Complete Step by Step Answer:
Let’s first calculate the hybridization of silver atom of \[{\left[ {{\rm{Ag(N}}{{\rm{H}}_{\rm{3}}}{)_2}} \right]^ + }\]. We take x as the oxidation state of silver. As we know, the ammonia molecule has zero oxidation state. So, we can write,
\[x + 0 = 1\]
\[x = 1\]
So, the silver atom of the given complex has an oxidation state of +1.

We know that, the electronic configuration of a silver atom is as follows:
\[{\left[ {{\rm{Ar}}} \right]^{18}}4{s^2}3{d^{10}}4{p^6}5{s^1}4{d^{10}}\]
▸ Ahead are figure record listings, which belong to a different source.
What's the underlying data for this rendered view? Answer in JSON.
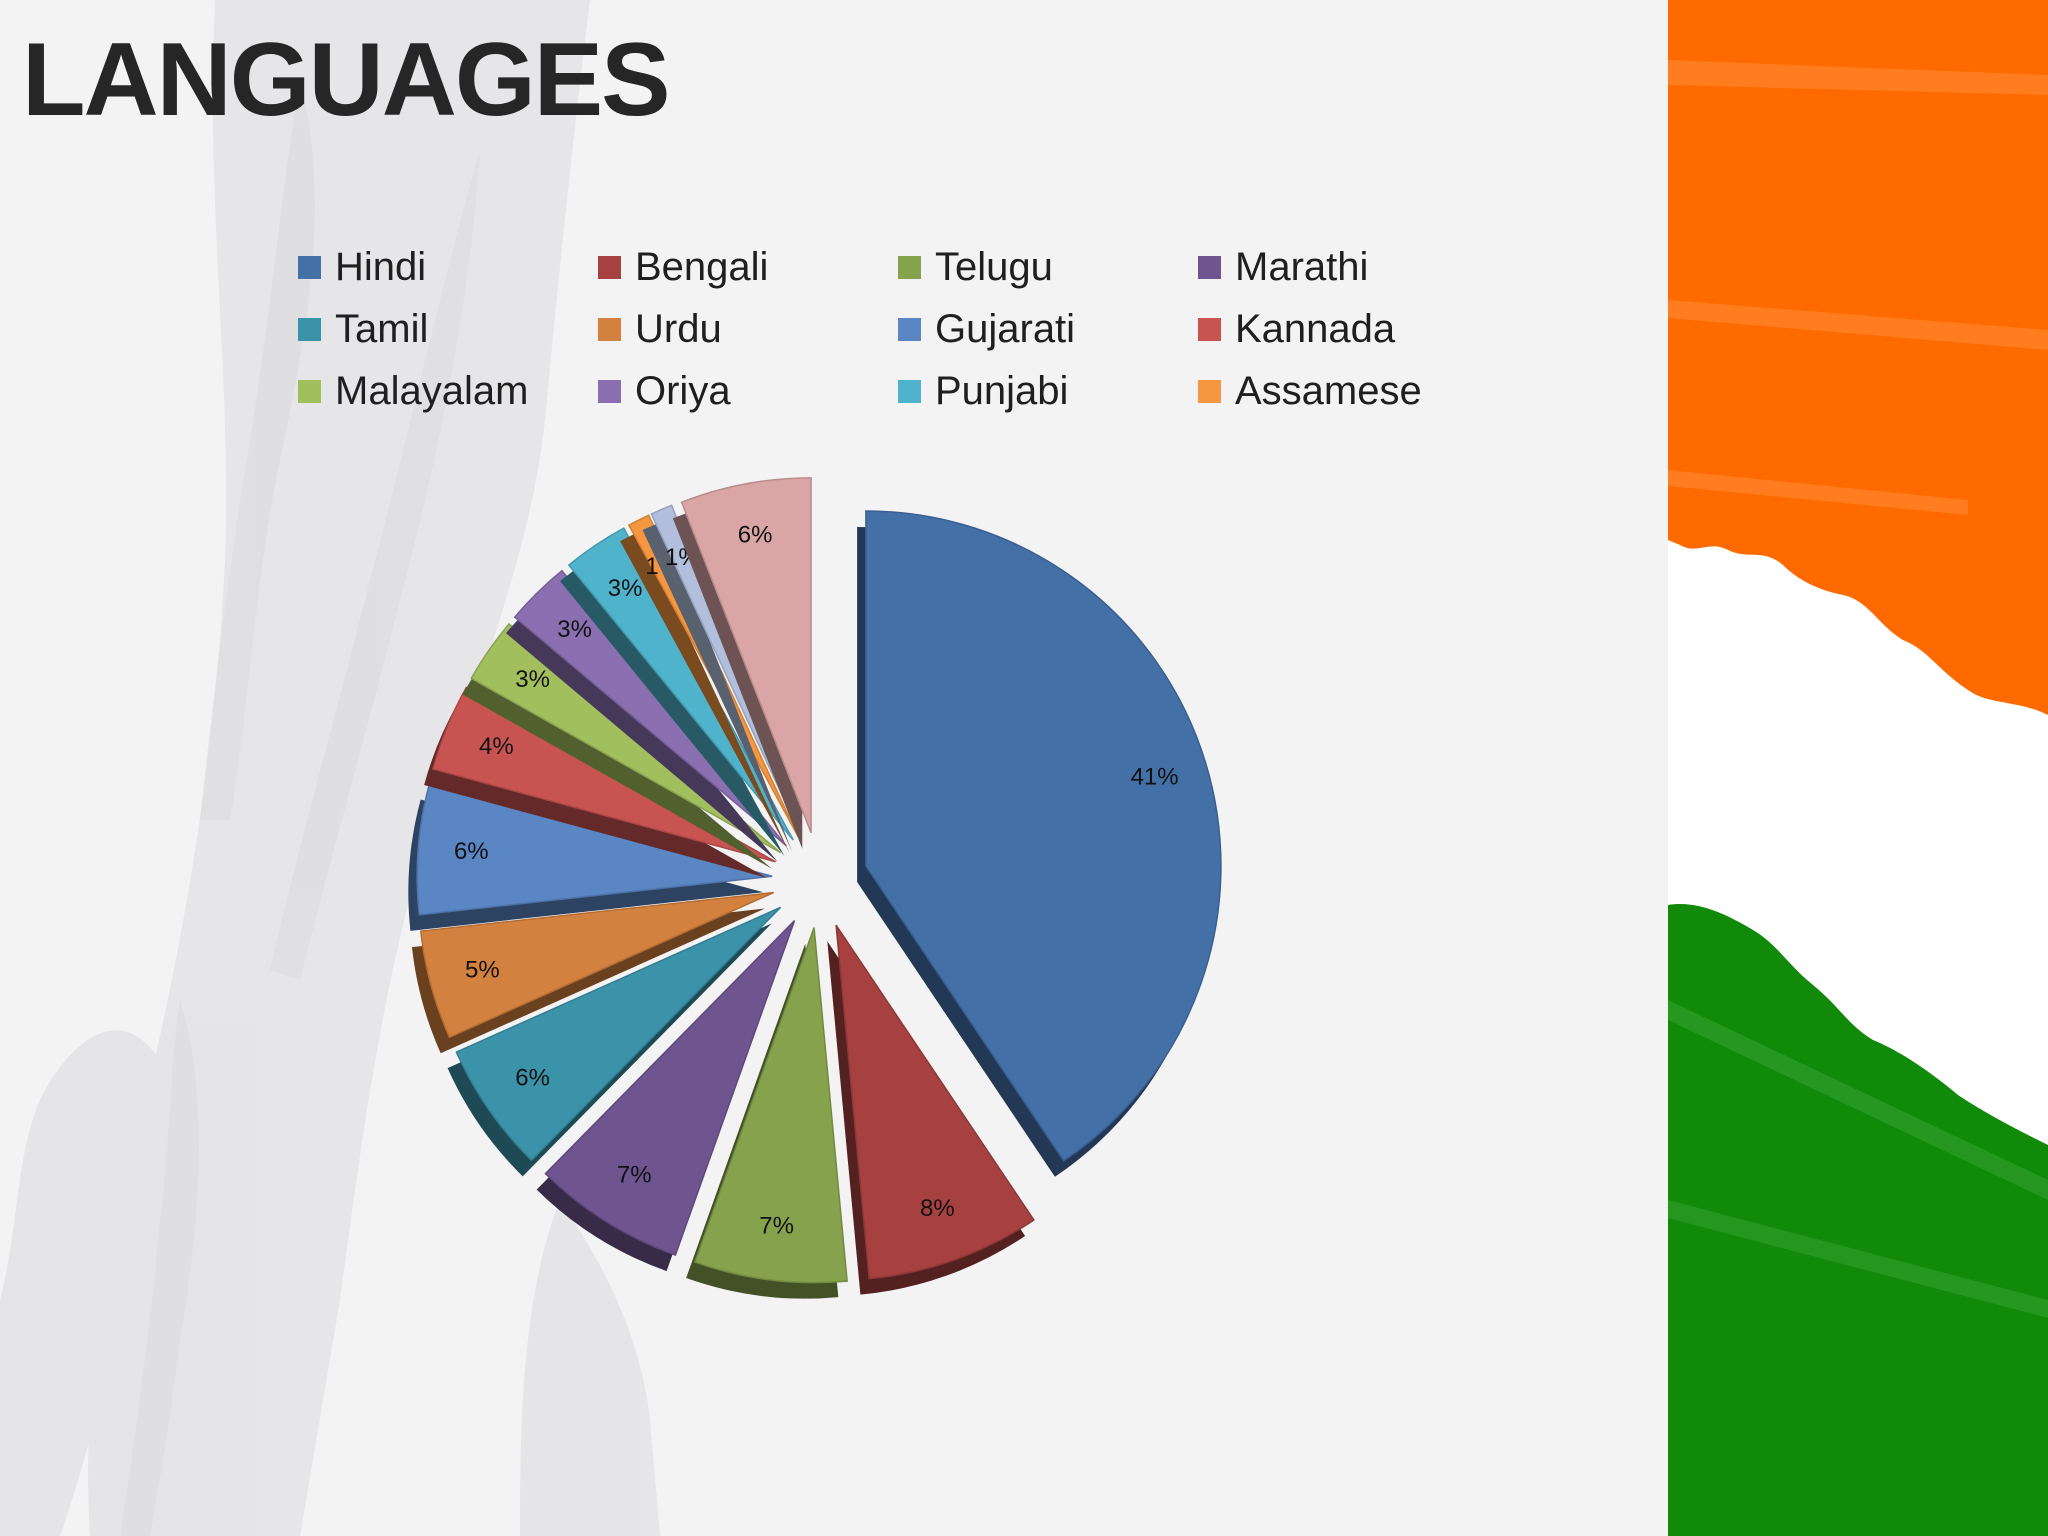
{
  "page": {
    "title": "LANGUAGES",
    "title_color": "#262626",
    "background_color": "#f3f3f4",
    "decoration": {
      "name": "indian-flag-brush-strokes",
      "colors": {
        "saffron": "#ff6a00",
        "white": "#ffffff",
        "green": "#118a0a"
      }
    }
  },
  "chart_data": {
    "type": "pie",
    "style": "3d-exploded",
    "title": "",
    "legend_position": "top",
    "slices": [
      {
        "name": "Hindi",
        "value": 41,
        "label": "41%",
        "color": "#4470a8"
      },
      {
        "name": "Bengali",
        "value": 8,
        "label": "8%",
        "color": "#a6413f"
      },
      {
        "name": "Telugu",
        "value": 7,
        "label": "7%",
        "color": "#86a24d"
      },
      {
        "name": "Marathi",
        "value": 7,
        "label": "7%",
        "color": "#6e5590"
      },
      {
        "name": "Tamil",
        "value": 6,
        "label": "6%",
        "color": "#3b93a9"
      },
      {
        "name": "Urdu",
        "value": 5,
        "label": "5%",
        "color": "#d3813e"
      },
      {
        "name": "Gujarati",
        "value": 6,
        "label": "6%",
        "color": "#5a86c4"
      },
      {
        "name": "Kannada",
        "value": 4,
        "label": "4%",
        "color": "#c75451"
      },
      {
        "name": "Malayalam",
        "value": 3,
        "label": "3%",
        "color": "#a2bf5e"
      },
      {
        "name": "Oriya",
        "value": 3,
        "label": "3%",
        "color": "#8a70b0"
      },
      {
        "name": "Punjabi",
        "value": 3,
        "label": "3%",
        "color": "#4fb3cb"
      },
      {
        "name": "Assamese",
        "value": 1,
        "label": "1%",
        "color": "#f6963f"
      },
      {
        "name": "",
        "value": 1,
        "label": "1%",
        "color": "#b1bfdc"
      },
      {
        "name": "",
        "value": 6,
        "label": "6%",
        "color": "#d9a6a5"
      }
    ]
  }
}
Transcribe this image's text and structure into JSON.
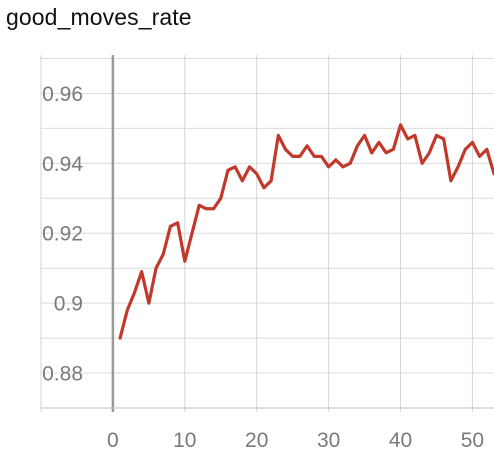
{
  "chart_data": {
    "type": "line",
    "title": "good_moves_rate",
    "xlabel": "",
    "ylabel": "",
    "xlim": [
      -10,
      53
    ],
    "ylim": [
      0.87,
      0.971
    ],
    "xticks": [
      {
        "value": 0,
        "label": "0"
      },
      {
        "value": 10,
        "label": "10"
      },
      {
        "value": 20,
        "label": "20"
      },
      {
        "value": 30,
        "label": "30"
      },
      {
        "value": 40,
        "label": "40"
      },
      {
        "value": 50,
        "label": "50"
      }
    ],
    "yticks": [
      {
        "value": 0.88,
        "label": "0.88"
      },
      {
        "value": 0.9,
        "label": "0.9"
      },
      {
        "value": 0.92,
        "label": "0.92"
      },
      {
        "value": 0.94,
        "label": "0.94"
      },
      {
        "value": 0.96,
        "label": "0.96"
      }
    ],
    "grid": true,
    "series": [
      {
        "color": "#c0392b",
        "x": [
          1,
          2,
          3,
          4,
          5,
          6,
          7,
          8,
          9,
          10,
          11,
          12,
          13,
          14,
          15,
          16,
          17,
          18,
          19,
          20,
          21,
          22,
          23,
          24,
          25,
          26,
          27,
          28,
          29,
          30,
          31,
          32,
          33,
          34,
          35,
          36,
          37,
          38,
          39,
          40,
          41,
          42,
          43,
          44,
          45,
          46,
          47,
          48,
          49,
          50,
          51,
          52,
          53
        ],
        "y": [
          0.89,
          0.898,
          0.903,
          0.909,
          0.9,
          0.91,
          0.914,
          0.922,
          0.923,
          0.912,
          0.92,
          0.928,
          0.927,
          0.927,
          0.93,
          0.938,
          0.939,
          0.935,
          0.939,
          0.937,
          0.933,
          0.935,
          0.948,
          0.944,
          0.942,
          0.942,
          0.945,
          0.942,
          0.942,
          0.939,
          0.941,
          0.939,
          0.94,
          0.945,
          0.948,
          0.943,
          0.946,
          0.943,
          0.944,
          0.951,
          0.947,
          0.948,
          0.94,
          0.943,
          0.948,
          0.947,
          0.935,
          0.939,
          0.944,
          0.946,
          0.942,
          0.944,
          0.937
        ]
      }
    ]
  }
}
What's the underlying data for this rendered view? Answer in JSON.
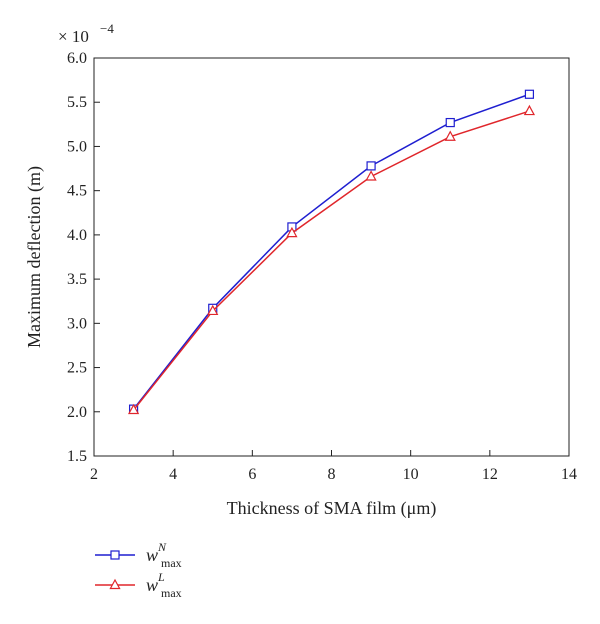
{
  "chart_data": {
    "type": "line",
    "title": "",
    "xlabel": "Thickness of SMA film (μm)",
    "ylabel": "Maximum deflection (m)",
    "y_multiplier": "× 10",
    "y_multiplier_exp": "−4",
    "xlim": [
      2,
      14
    ],
    "ylim": [
      1.5,
      6.0
    ],
    "xticks": [
      2,
      4,
      6,
      8,
      10,
      12,
      14
    ],
    "yticks": [
      1.5,
      2.0,
      2.5,
      3.0,
      3.5,
      4.0,
      4.5,
      5.0,
      5.5,
      6.0
    ],
    "xtick_labels": [
      "2",
      "4",
      "6",
      "8",
      "10",
      "12",
      "14"
    ],
    "ytick_labels": [
      "1.5",
      "2.0",
      "2.5",
      "3.0",
      "3.5",
      "4.0",
      "4.5",
      "5.0",
      "5.5",
      "6.0"
    ],
    "grid": false,
    "legend_position": "bottom-left outside",
    "x": [
      3,
      5,
      7,
      9,
      11,
      13
    ],
    "series": [
      {
        "name": "w",
        "legend_sup": "N",
        "legend_sub": "max",
        "color": "#1f1fd0",
        "marker": "square",
        "values": [
          2.03,
          3.17,
          4.09,
          4.78,
          5.27,
          5.59
        ]
      },
      {
        "name": "w",
        "legend_sup": "L",
        "legend_sub": "max",
        "color": "#e0262b",
        "marker": "triangle",
        "values": [
          2.02,
          3.14,
          4.02,
          4.66,
          5.11,
          5.4
        ]
      }
    ]
  }
}
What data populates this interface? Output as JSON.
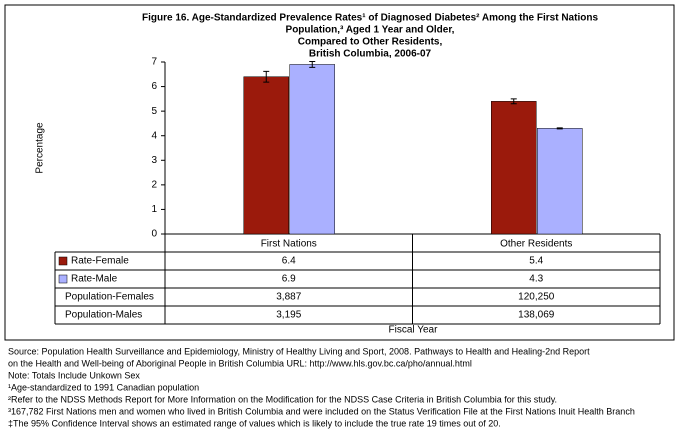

Now, the configuration of the \[{\rm{A}}{{\rm{g}}^{\rm{ + }}}\] ion is,
\[{\left[ {{\rm{Ar}}} \right]^{18}}4{s^2}3{d^{10}}4{p^6}4{d^{10}}5{s^0}\]
So, the orbital for the silver ion can be written as follows:

Image: Formation of the complex \[{\left[ {{\rm{Ag(N}}{{\rm{H}}_{\rm{3}}}{)_2}} \right]^ + }\]
As the 4d orbitals are fully paired, the molecule of ammonia occupies the sp orbitals. Therefore, the hybridization of the given compound is \[sp\] .
Hence, option B is right.

Note: According to the valence bond theory, under the influence of a ligand, the metal ion or atom can utilise (-1)d, ns, np or ns, np and nd orbitals for the process of hybridization to give a set of orbitals of specific geometry such tetrahedral, octahedral, square planar etc. The overlapping of these hybrid orbitals with the ligand orbitals donates pairs of electrons for the formation of bonds. The VBT can predict the geometry of a complex considering the magnetic behaviour of the complex.